Investors have piled into Czech koruna Eurobonds since they were first issued last year. Issuers too have continued to be attracted by favourable swap opportunities. Can the interest be sustained or is the vaunted model market for central and eastern Europe flashy but short of take-off power? Catherine Garner reports.

The Czech koruna bond market has been heralded as the model for the emerging capital markets of central and eastern Europe. The Czech Republic has what appears to be a stable economy, the currency is riding high, and the international financial community has tipped it as the first country in the region to join the European Union.

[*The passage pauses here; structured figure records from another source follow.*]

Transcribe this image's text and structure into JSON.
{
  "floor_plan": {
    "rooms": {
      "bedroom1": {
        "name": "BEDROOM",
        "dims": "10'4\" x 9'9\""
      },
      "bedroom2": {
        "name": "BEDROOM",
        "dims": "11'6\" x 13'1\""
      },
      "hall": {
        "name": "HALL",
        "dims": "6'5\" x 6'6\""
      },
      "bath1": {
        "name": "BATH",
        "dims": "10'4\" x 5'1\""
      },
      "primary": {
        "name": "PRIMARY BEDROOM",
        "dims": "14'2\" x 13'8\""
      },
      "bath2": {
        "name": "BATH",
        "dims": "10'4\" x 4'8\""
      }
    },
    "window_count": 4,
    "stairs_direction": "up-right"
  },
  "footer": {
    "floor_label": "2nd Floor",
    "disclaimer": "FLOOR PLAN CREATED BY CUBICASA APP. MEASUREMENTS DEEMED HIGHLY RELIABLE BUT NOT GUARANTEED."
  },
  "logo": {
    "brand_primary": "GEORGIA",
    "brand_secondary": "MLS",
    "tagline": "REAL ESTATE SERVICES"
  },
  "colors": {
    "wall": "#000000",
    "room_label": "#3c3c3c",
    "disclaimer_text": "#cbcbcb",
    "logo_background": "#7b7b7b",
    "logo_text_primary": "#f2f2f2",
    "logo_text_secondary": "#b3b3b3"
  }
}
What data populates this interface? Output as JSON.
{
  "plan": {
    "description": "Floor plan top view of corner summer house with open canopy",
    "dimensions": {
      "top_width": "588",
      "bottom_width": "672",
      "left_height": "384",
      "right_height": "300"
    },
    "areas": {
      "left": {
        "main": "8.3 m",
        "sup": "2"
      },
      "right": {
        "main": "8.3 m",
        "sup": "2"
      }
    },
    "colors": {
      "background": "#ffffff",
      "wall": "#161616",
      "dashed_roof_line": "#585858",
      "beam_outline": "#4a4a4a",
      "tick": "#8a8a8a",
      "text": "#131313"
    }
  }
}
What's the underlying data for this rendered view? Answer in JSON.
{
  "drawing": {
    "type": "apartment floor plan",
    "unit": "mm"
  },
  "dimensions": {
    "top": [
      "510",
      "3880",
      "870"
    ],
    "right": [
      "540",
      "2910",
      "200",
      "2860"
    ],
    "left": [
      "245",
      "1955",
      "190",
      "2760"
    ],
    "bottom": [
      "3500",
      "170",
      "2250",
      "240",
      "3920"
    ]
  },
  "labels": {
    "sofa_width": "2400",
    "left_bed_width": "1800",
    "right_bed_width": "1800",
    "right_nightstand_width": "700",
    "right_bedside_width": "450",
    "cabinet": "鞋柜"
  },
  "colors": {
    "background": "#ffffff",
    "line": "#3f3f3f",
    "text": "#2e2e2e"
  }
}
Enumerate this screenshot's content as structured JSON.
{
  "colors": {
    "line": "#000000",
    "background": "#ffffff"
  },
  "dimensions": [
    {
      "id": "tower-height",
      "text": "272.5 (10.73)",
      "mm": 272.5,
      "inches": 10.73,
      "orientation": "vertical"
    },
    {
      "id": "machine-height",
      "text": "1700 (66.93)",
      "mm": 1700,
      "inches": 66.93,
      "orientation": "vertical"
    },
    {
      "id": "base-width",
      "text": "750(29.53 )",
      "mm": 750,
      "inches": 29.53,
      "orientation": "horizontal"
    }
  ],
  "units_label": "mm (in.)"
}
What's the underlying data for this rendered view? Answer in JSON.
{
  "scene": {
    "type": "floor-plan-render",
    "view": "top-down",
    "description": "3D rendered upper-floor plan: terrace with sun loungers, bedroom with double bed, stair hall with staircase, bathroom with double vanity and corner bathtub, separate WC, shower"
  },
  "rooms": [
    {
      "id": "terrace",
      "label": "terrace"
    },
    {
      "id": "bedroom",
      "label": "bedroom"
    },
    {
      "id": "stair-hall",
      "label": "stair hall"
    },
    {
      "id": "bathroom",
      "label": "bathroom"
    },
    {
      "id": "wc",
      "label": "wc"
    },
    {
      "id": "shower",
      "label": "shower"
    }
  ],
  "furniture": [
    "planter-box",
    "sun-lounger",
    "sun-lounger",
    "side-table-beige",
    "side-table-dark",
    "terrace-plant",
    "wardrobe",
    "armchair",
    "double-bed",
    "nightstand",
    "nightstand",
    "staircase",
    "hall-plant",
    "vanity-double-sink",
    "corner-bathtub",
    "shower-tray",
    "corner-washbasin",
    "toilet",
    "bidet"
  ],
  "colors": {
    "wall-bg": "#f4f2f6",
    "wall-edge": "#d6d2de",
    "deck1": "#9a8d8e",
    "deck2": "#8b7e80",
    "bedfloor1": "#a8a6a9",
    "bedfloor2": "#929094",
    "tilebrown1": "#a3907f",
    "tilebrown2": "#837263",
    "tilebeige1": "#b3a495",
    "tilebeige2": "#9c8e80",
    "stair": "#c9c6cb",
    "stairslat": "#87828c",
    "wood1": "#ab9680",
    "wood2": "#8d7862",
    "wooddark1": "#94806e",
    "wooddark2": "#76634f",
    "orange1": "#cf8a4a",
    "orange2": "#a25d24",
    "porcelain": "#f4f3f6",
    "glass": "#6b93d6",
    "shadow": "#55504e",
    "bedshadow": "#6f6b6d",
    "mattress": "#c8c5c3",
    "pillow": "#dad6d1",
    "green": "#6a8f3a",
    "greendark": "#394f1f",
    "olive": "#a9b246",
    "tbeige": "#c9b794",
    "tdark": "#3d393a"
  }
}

Debt issuance is accelerating to keep up with investors partly spurred by high nominal interest rates.

Last September, the market's prodigy, the Eurokoruna, was born. A new-year flurry of koruna-denominated Eurobonds seemed only to underline the market's position ­ in the first few weeks of 1997, 17 were issued with a total value of Kr26.5 billion ($968 million) compared with issues worth Kr32.6 billion in the whole of 1996. Market estimates are already beginning to suggest a total of between Kr100 billion and Kr130 billion for 1997. However, the Czech Republic's reign as sovereign of the region's emerging markets may be short-lived and analysts are beginning once again to doubt its economic health.

"The Czech Republic has lost some of the promise that made it one of eastern Europe's most attractive currencies in the last few years," says Gabor Bognar, economist for eastern Europe at Goldman Sachs.